2013/07/21

週末雑感

ここのところ、夜は涼しくてご機嫌な李花尺です。

さて、梅雨の時期のお話を作っているのですが、周りはすっかり夏模様です。・・・気にしない、気にしない。「読書感想文でも書けば?」というコメントをいただいたので、最近読んだ本を一つ紹介してみましょう。


水上勉 櫻守

なによりもタイトルとなっている「櫻守」という響きが良いですよね。「櫻守」という言葉は優しくて、誇り高く、芯が座っている様に感じます。
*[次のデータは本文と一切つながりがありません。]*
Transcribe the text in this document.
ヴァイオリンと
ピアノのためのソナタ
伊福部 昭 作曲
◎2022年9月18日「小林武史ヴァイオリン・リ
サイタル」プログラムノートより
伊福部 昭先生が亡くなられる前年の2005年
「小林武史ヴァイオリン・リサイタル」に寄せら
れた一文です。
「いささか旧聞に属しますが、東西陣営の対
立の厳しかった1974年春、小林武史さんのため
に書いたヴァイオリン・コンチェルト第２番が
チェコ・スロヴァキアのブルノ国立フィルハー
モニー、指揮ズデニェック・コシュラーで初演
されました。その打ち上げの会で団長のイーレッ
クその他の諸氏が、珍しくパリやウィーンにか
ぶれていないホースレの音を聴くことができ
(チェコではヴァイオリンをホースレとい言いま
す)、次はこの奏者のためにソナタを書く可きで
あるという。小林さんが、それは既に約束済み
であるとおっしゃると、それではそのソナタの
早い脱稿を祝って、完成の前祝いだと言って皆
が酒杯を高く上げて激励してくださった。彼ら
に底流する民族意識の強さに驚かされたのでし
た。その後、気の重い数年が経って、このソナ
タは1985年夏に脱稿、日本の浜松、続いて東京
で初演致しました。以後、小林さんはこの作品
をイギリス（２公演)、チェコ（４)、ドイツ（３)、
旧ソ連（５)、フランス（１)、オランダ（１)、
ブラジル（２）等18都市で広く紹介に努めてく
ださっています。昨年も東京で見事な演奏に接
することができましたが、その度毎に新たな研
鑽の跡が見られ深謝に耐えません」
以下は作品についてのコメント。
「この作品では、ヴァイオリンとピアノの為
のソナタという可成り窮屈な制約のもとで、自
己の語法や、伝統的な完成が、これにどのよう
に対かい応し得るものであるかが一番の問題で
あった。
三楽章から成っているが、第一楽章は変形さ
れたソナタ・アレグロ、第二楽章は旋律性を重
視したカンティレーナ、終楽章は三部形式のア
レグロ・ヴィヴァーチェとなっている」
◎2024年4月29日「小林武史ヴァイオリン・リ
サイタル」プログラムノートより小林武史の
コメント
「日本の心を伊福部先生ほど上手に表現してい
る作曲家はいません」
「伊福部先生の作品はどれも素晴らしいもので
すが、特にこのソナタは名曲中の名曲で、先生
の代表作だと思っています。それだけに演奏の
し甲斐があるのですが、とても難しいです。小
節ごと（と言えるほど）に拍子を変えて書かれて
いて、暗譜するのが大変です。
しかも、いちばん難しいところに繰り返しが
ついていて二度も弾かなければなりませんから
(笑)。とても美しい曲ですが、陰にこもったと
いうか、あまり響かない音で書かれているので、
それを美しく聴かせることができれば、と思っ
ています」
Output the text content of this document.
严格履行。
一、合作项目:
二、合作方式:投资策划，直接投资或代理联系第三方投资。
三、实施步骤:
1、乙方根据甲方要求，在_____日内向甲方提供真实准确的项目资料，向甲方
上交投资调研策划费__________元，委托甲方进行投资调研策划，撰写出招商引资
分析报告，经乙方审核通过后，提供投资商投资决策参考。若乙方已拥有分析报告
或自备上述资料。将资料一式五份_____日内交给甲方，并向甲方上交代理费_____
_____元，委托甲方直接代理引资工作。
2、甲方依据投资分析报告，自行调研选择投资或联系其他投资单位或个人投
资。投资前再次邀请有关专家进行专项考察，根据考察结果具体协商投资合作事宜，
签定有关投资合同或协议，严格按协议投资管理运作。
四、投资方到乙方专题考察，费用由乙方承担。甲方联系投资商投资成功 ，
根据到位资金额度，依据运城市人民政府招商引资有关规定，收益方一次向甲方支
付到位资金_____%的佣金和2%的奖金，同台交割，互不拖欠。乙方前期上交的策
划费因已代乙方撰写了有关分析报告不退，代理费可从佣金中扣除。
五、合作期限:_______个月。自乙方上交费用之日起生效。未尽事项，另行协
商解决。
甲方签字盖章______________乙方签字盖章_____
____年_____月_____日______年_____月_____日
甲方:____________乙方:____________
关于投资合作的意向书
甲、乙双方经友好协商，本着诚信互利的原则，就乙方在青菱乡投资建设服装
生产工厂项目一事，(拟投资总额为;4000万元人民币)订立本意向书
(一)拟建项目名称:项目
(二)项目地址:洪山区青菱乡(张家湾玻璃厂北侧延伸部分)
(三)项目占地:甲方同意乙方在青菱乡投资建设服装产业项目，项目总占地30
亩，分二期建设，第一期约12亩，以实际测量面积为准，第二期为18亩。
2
主人公の見た古い記憶に出てくる桜は、甘く、退廃的で、美しく、優しい色をしています。でもそれは決して社会的には許されるような場面ではない。事実、主人公は故郷の親類との関係をうまく築くことは出来ませんでした。だからこそ、記憶の中の裏山に咲く桜が美しい情景として変質したのかもしれません。
 作品は第二次世界大戦の前後を描いています。その動乱のなかで人が強かに生き、価値観が変わるなかで、桜を中心としたこれまでの価値観を「守る」ことを描いています。ただ、主人公は特別に地位のある人物ではないので、時代には逆らえませんが・・・。ですので、物語はその時代に「あった」ことを感じさせてくれました。そして主人公は幼い頃ともに過ごした祖父の姿に似てくるのでした。人というのはやはり古い記憶に回帰していくのでしょうか・・・?
 また、舞台が関西なので、私としては馴染みのある地名も多く、親近感が湧きましたね。それにしても作中に出てくるいわゆる「関西弁」の綺麗なこと。私も擬似関西弁みたいな言葉を普段は使っていますが、ここまで流暢な、そして綺麗な言葉遣いをすることは出来ません。もっとも、現実にも見たことがないですが・・・。作中、別段特別な言い回しを使っているわけではないですが(基本的に市井にいるごく普通の人物達ですから)、優しいんですよね、言葉の終わり方が。険がないといいますか。
 ところで、いくつかの謎は解かれずに物語は終わりを迎えてしまいました。人生というのは墓場に入る前にすべてが解決するわけではないですから、そのあたりもリアルといえばリアルです。全体的に二階調の情景が広がっているように思えるのですが、先に述べた過去の出来事を筆頭にふと、豊かで優しい色調の世界が広がるように感じます。
 それにしても桜について一家言ある人達が出てきますので、なんだかそれに影響されてしまいそうですね。


 ちなみに拙作「春ですよ」にも櫻守をしている人が出てきますが、これはこの作品を読む前にそのタイトルだけ知っていて、「櫻守」って響きが良いなぁと思っていたのでした。